The lefties were outnumbered by about 2 to 1, but appeared to be more the product of a unified organizational effort, with pre-printed signs and many in matching t-shirts (the conservatives all had hand-written impromptu signs). The local Democratic Party affiliate had set up their own booth with petitions and campaign-style paraphernalia. People jostled to block their opponents' signs with their own, but mostly kept their hands to themselves.

Eventually a group of young men showed up with Obama-as-Hitler posters. One of them positioned himself behind the conservatives' table as a woman was speaking, holding his sign aloft. He was hustled off by one of the larger conservative men. I later learned this was a contingent of LaRouche supporters. They were all young, with at least one woman in their group, and unexceptional enough in appearance.

At one point an overweight fellow with an effeminate manner showed up with a bullhorn, demanding: "Repeal the Bush tax cuts! Repeal the Bush tax cuts!" He was surrounded by detractors who argued with him for a while; he explained that he was there because the anti-reform protesters were "not welcome" at a "rally for health-care reform." Whether he was mistaken about the nature of the "town hall meeting" or was referring to the preliminary gathering at the gates I'm not sure. While his bullhorn gave him amplification superiority over the conservatives' paltry sound system, he gave it a rest after a few minutes.

After about an hour the conservatives shut down and the crowd calmed. People mingled about showing deference to friends and foes alike; debates broke out here and there; a polite Northwestern version of the contentious battles that are going on across the nation.

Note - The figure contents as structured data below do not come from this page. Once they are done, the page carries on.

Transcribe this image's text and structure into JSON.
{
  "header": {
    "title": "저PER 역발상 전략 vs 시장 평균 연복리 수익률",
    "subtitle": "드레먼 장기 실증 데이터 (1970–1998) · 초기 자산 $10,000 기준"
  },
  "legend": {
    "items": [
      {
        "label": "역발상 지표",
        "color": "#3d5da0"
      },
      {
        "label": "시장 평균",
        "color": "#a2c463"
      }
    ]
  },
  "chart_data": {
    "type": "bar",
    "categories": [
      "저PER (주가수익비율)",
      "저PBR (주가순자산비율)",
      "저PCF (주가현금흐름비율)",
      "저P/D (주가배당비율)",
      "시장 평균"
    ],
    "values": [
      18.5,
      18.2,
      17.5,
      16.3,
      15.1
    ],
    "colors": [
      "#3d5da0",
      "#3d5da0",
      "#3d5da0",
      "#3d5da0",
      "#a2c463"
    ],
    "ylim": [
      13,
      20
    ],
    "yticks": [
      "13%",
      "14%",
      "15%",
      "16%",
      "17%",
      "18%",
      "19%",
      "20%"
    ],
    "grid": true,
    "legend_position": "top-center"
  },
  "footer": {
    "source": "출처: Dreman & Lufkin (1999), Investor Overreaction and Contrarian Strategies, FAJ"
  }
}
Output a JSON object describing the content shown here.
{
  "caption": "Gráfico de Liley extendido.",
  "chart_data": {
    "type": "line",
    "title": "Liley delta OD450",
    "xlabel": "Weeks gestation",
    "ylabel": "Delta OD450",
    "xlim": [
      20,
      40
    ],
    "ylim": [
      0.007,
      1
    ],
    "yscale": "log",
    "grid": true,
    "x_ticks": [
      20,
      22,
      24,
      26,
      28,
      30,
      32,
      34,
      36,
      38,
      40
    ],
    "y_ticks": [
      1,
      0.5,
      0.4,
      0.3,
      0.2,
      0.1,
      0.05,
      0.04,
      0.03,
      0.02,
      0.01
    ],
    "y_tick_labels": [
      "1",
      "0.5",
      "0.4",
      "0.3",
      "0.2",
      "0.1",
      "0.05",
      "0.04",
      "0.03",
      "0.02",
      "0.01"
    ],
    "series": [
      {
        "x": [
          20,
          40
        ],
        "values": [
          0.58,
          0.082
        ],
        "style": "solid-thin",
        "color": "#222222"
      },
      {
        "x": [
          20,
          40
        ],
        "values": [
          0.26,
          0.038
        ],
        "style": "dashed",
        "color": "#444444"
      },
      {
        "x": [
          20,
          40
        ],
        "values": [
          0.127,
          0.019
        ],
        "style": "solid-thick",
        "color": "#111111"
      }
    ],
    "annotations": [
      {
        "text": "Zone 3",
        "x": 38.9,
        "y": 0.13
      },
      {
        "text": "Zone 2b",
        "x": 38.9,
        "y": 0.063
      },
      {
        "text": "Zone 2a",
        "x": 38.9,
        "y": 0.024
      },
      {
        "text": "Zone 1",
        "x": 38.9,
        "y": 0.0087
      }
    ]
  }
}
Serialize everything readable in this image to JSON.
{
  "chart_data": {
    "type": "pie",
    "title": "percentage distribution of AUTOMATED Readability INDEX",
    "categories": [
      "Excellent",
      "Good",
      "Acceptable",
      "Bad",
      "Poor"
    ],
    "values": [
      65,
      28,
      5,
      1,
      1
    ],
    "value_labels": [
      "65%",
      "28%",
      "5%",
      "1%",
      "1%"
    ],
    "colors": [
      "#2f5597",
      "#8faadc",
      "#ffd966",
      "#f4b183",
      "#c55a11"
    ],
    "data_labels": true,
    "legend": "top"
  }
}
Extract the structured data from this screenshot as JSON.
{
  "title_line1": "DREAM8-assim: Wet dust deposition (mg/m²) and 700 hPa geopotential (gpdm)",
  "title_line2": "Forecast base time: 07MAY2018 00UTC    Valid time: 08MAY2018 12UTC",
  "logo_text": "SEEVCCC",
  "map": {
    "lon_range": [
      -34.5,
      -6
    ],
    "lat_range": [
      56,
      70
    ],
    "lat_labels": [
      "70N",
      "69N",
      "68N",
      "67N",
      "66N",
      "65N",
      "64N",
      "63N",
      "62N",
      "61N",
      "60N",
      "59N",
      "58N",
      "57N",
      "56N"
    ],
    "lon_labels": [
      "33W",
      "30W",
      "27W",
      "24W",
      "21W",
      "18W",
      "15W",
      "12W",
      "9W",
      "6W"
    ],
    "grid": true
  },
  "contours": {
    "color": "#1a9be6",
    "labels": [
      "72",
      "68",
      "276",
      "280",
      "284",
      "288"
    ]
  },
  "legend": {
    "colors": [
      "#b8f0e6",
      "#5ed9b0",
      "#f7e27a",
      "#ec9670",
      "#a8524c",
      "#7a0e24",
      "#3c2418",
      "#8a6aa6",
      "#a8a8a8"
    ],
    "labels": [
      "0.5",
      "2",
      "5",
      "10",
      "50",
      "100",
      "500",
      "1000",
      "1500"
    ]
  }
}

When they opened the gates people were passing out question forms but once we got inside Rep. Larsen, after speaking briefly, took random questions directly from the crowd. These were mostly challenges to reform, often lacking coherence or taking the form of statements; this went for both sides. Not all challenges were from the right; one citizen asked if Larsen opposed single payer reform because he had taken "half a million dollars from the insurance companies" (Larsen denied this charge). Larsen denied that illegal immigrants would be eligible and the "death boards" charge. Occasionally there were shouts from the audience, boos or applause; one man stormed over to place himself directly in front of me (if you want to find the crank, he's always right in front of me; it was annoying, but I delighted in pointing myself out to my daughter later on the evening news) and berate the congressman at volume. He shortly relented, sulking off in an exaggerated fashion, muttering that he would "be quiet, for now." This was the single such incident of "shouting down."
If what I saw was a typical example of what's happening at these meetings across the country, then the media is overreacting. But then, as I've pointed out above, this is the polite Puget Sound.